Enforced Disappearance,2018























Enforced Disappearance reinterprets and recontextualizes historical photographs from the 1979 Iranian Revolution, inviting viewers to critically engage with the ideological structures that have defined Iran’s modern history.
By deliberately removing Imam Khomeini, the central figure and symbolic leader of the revolution, from archival images, the work transforms absence into a form of presence. His erasure becomes a hauntological gesture, one that reveals how power continues to operate through what is unseen, unspoken, and suppressed. The empty spaces left behind are not voids but haunted sites, echoes of what could have been, spectral reminders of repressed histories and unrealized futures.
Through this act of visual and conceptual subtraction, the project challenges the sanctified narrative of the revolution, asking: What alternative futures were silenced beneath the official image? What remains when the image of authority is removed?

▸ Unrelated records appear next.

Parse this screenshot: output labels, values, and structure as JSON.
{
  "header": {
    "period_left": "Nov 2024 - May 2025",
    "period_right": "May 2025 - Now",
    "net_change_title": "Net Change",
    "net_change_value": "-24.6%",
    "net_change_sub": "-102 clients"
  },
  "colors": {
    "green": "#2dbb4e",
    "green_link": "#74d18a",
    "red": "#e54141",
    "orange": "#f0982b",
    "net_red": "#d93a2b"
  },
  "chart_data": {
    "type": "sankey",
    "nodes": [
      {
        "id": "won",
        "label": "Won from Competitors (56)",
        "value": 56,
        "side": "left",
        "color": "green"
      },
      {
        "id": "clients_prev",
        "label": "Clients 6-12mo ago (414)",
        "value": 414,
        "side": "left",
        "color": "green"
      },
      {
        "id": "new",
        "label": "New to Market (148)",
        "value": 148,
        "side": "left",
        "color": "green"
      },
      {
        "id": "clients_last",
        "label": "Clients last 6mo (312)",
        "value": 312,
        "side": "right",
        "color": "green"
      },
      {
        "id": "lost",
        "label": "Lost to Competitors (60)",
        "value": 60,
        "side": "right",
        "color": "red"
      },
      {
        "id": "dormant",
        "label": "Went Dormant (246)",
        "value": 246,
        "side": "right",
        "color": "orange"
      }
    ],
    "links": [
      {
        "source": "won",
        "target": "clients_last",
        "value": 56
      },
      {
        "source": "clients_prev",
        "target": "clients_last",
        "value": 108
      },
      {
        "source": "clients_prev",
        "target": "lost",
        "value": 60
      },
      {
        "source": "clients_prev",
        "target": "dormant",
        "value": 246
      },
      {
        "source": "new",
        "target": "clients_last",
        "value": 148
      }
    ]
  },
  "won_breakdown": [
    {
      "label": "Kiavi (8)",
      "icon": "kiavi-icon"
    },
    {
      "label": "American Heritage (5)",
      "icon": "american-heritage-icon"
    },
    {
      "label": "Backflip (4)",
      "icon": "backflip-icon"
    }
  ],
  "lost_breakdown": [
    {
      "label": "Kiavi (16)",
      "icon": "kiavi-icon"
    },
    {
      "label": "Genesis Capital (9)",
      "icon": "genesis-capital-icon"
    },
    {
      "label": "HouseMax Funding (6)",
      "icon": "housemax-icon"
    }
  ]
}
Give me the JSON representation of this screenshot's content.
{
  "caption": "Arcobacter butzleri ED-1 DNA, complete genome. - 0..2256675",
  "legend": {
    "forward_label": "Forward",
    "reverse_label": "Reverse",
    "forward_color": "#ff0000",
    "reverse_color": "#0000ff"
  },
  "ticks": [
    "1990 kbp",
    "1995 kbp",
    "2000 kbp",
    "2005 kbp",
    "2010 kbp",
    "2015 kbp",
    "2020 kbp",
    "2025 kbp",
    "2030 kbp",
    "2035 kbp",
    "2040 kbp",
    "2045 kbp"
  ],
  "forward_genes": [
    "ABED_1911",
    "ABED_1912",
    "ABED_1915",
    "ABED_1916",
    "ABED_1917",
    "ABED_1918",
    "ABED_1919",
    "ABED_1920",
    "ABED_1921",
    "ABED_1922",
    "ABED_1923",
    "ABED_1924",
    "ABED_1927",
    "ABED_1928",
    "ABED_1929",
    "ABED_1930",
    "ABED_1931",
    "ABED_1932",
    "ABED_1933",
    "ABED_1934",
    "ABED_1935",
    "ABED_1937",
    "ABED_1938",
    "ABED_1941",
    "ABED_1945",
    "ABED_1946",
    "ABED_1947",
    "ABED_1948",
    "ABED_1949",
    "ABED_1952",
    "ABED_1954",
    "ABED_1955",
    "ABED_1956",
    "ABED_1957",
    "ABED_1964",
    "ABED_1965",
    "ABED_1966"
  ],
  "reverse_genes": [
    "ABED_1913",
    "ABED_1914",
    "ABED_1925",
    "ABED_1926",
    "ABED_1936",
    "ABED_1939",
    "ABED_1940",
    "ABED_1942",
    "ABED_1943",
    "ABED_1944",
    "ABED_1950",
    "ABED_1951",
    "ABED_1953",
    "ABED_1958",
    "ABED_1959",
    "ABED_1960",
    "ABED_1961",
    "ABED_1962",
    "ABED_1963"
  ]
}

Enforced Disappearance situates itself between memory and forgetting, between history and speculation. By transforming the archive into a spectral space, it reclaims the possibility of reimagining Iran’s past, not as a fixed record, but as a living terrain where ghosts of the revolution continue to speak.
Ultimately, the project becomes an act of visual exorcism, a way of confronting the ideological ghosts that still govern the present and of summoning new imaginaries from within the ruins of disappearance.